Vinay Prasad, chief of the FDA’s Center for Biologics Evaluation and Research, is planning to publish a paper this month to outline his office’s thinking on accelerating gene editing reviews.
The FDA is devising a mechanism to expedite the review and approval of gene editing therapies in a bid to accelerate the development of drugs addressing rare conditions.
In an interview with Bloomberg on Friday, Vinay Prasad, director of the agency’s Center for Biologics Evaluation and Research, said that a forthcoming paper this month will detail the regulator’s thinking and a new approach to gene editing approvals. “Regulation has to evolve as fast as science evolves,” he said, adding that the FDA wants to be “extremely flexible” when it comes to this modality.
“The moment we publish our paper, the investment in this space will flow,” Prasad added.
Friday’s news seems to have been partially spurred by the news of a team successfully treating an extremely rare genetic condition in a baby using CRISPR gene editing. The infant, named KJ, had CPS1 deficiency, a disease characterized by excessive urea levels in the body, leading to permanent brain damage or death.
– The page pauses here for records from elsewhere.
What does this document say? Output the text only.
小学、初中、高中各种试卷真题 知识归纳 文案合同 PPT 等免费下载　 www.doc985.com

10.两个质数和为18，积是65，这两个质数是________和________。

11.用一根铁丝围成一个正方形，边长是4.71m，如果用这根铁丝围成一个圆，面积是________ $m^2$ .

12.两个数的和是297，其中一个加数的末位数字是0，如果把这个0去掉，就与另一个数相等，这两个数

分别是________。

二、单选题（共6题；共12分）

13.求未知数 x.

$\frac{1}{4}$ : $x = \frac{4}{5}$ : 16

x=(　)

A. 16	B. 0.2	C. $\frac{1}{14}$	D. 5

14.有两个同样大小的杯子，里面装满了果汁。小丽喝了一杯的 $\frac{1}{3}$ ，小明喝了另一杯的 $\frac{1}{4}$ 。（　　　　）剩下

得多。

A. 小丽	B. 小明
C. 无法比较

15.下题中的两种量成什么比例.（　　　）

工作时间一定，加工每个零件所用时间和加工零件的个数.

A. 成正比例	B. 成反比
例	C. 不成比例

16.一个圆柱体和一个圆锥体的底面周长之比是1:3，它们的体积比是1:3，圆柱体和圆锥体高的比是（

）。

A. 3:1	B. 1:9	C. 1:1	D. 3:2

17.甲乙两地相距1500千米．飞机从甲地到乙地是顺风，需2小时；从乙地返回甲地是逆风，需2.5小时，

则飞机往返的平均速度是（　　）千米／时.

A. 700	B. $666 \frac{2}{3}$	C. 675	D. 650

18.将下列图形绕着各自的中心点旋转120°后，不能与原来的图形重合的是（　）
At the time, Mark Veich, CEO of the public charity Advancium Health Network, told BioSpace that the success in this case could catch the attention of the FDA and, in turn, prod the regulator to open up speedy review pathways for gene editing approaches for ultra-rare conditions.
This seems to have been the case. In an Oct. 31 paper published in the American Journal of Human Genetics, the team behind KJ’s care wrote that their approach had “evidently helped to catalyze a plan by the FDA to create a ‘plausible mechanism pathway’ for conditional approval” for platforms of “bespoke therapies.”
The researchers added that they are currently working with the FDA to determine how they should approach clinical trials of gene editing platforms—rather than individual gene editors, as is currently the case—and how they could “ultimately seek regulatory approval for these platforms.” The team presented plans to CBER for testing gene editing treatments in two more rare diseases, one for phenylketonuria and another for urea cycle disorders similar to CPS1 deficiency.
It is still unclear how Prasad’s forthcoming regulatory framework for gene editing will fit with existing policies and designations, like the FDA’s recently announced Platform Technology Designation program. The award is given to companies that leverage a “well-understood and reproducible technology” as a critical part of its products, according to a draft guidance for the program. In turn, drugs produced using this platform can enjoy a quicker review process.
Currently, the only active platform designation belongs to Krystal Biotech, which was granted last month. The first-ever recipient, Sarepta Therapeutics, had the designation revoked in July due to a string of patient deaths associated with the company’s gene therapies.